Do This Now (5 Steps)

  1. Name the Drop. Write down the exact KPI and the size of the change (e.g., 'Activation rate fell from 40% to 32%').
  2. Set Your Timer. Give yourself one hour for this session. No more. This forces focus.
  3. Pick One Suspect. Brainstorm three possible causes. Then, pick the single most likely one to investigate first.
  4. Gather Compact Evidence. Find only the 2-3 data points that directly prove or disprove your main suspect. Ignore everything else.
  5. Draft Your One-Page Snapshot. On a single page, state the KPI drop, your main suspect, the 2-3 key evidence points, and your recommended next step. This is your story.

Avoid These Traps

  • Chasing Every Number. You see the 15% drop, then notice a 5% dip in another metric, then a 2% change somewhere else. Stop. Stick to your one suspect.
  • Building the Perfect Report. Your goal is a diagnosis, not a masterpiece.

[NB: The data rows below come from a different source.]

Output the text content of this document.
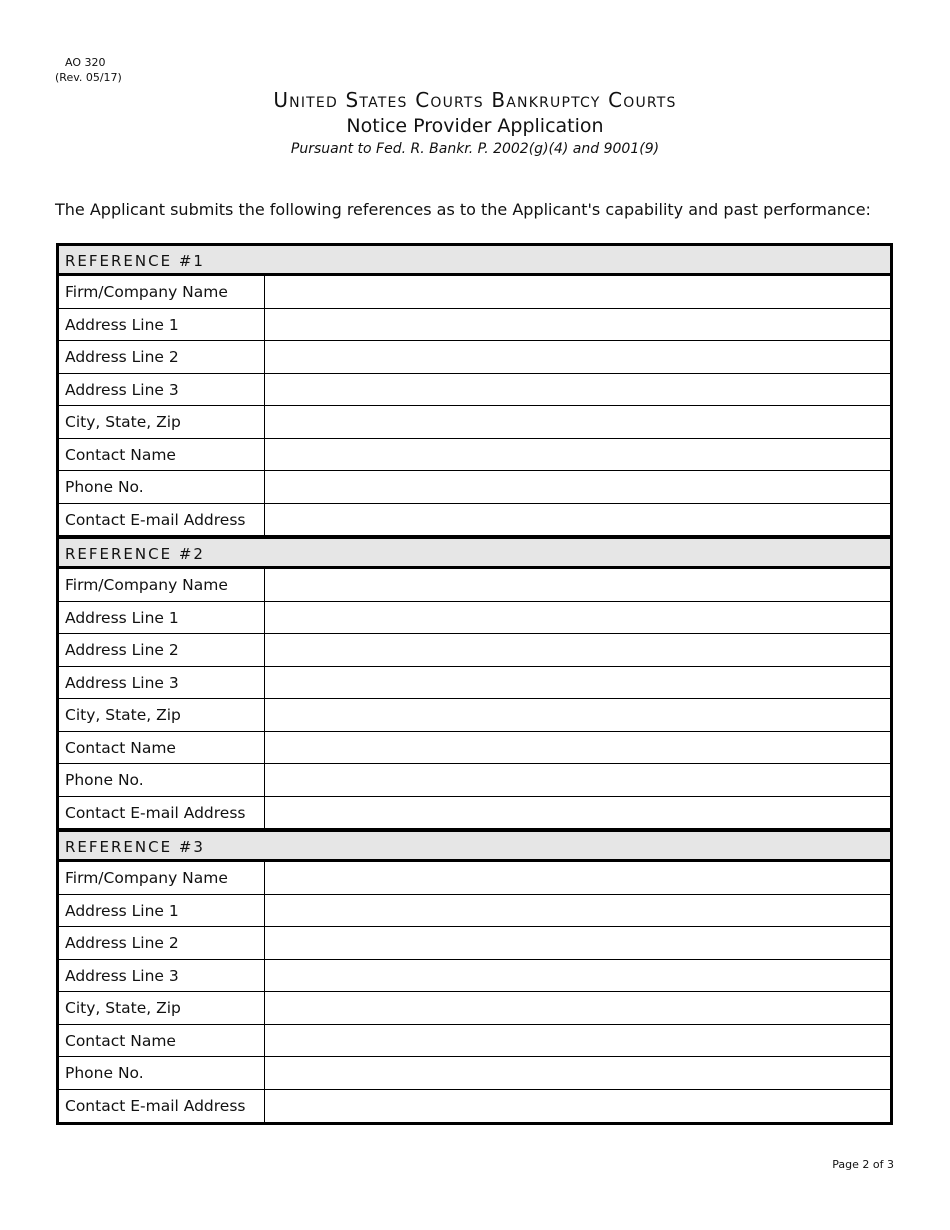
AO 320
(Rev. 05/17)
United States Courts Bankruptcy Courts
Notice Provider Application
Pursuant to Fed. R. Bankr. P. 2002(g)(4) and 9001(9)
The Applicant submits the following references as to the Applicant's capability and past performance:
REFERENCE #1
Firm/Company Name
Address Line 1
Address Line 2
Address Line 3
City, State, Zip
Contact Name
Phone No.
Contact E-mail Address
REFERENCE #2
Firm/Company Name
Address Line 1
Address Line 2
Address Line 3
City, State, Zip
Contact Name
Phone No.
Contact E-mail Address
REFERENCE #3
Firm/Company Name
Address Line 1
Address Line 2
Address Line 3
City, State, Zip
Contact Name
Phone No.
Contact E-mail Address
Page 2 of 3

A rough one-pager that leads to a decision is a win.
  • Forgetting the 'So What?' You find the cause. Great. Now what action will you take? Always end with a clear owner and next step. No stakeholder likes a mystery novel without an ending.
  • Using Charts That Distract. If a visual doesn't directly answer the question 'Is this the cause?', cut it. Choose clarity over complexity every time.

Your Win by Friday

By Friday, you can move from 'Something's wrong' to 'Here's the cause, and here's my plan.' You'll have a clear, one-page story that turns a worrying data point into a focused action item. You'll save hours of unfocused analysis and make a decision that actually moves the needle. Think of all the coffee you'll enjoy instead of staring at confusing charts.